Crises often exhaust the capacity of governments to renew themselves. All consuming problems do not allow prime ministers to have what Walter Bagehot called ‘mind in reserve’ — and yet future success at the polls depends on it.
The vast achievements of the postwar Labour government were largely built on the work of a Liberal in the form of the 1942 Beveridge Report, which most notably recommended a National Health Service. But Attlee was unable to create a new vision of his own during an era of crippling rationing and economic strife. Labour went from winning their first overall majority in 1945 to a very slim majority in 1950. Churchill’s Conservatives were returned to power within a year.
The monetarist reforms of the Thatcher era were first tried under Jim Callaghan yet the economic crisis of the late 1970s consumed his government, allowing the renewing vision of the Conservatives to shape the following decades. Michael Gove’s speech on reforming government drew on lessons from historical crises. Like the Attlee government before it, the current government recognises their ‘obligation… to build back better’ after the ‘shared sacrifice’ endured by the country.

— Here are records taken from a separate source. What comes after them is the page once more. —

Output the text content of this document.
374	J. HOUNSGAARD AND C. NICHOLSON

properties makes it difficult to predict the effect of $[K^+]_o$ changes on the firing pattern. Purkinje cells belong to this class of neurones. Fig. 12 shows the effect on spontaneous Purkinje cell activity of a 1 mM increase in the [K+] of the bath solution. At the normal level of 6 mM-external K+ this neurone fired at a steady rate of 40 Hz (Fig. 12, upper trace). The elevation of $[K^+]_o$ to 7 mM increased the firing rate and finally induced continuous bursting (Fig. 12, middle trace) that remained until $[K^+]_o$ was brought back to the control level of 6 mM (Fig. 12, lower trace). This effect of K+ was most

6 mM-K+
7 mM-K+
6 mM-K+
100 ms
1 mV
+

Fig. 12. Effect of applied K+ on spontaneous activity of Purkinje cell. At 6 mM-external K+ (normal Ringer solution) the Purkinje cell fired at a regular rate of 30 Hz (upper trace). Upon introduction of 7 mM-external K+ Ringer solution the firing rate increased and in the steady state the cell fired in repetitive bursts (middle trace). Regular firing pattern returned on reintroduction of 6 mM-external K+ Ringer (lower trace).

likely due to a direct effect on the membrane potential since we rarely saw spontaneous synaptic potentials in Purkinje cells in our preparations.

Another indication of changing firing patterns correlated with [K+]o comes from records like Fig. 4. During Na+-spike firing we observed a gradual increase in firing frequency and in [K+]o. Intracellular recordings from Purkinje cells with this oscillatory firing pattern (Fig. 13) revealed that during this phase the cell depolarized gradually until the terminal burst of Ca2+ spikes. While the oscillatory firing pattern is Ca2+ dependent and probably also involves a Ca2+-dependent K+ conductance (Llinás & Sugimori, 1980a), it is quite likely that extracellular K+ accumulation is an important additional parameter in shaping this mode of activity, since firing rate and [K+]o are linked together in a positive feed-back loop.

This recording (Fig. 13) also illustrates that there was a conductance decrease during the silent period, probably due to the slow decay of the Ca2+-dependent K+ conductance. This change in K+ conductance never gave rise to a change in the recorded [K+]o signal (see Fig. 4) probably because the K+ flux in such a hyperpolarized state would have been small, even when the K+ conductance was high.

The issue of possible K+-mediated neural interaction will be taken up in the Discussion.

For all that they undermine governments, crises also have the capacity to modernise the state. One of the lessons from the Covid pandemic is the usefulness of bringing people from outside Whitehall. Kate Bingham, for example, temporarily left her job as a venture capitalist to join the UK’s Vaccine Taskforce.
The Johnson government is keen to learn from earlier crises. The ‘Declaration on Government Reform’, co-signed by cabinet ministers and permanent secretaries, reveals that all senior appointments will be open to public competition by default and there will be ‘flexibility to suit those who want to build a career in government and those who want a shorter tour of duty.’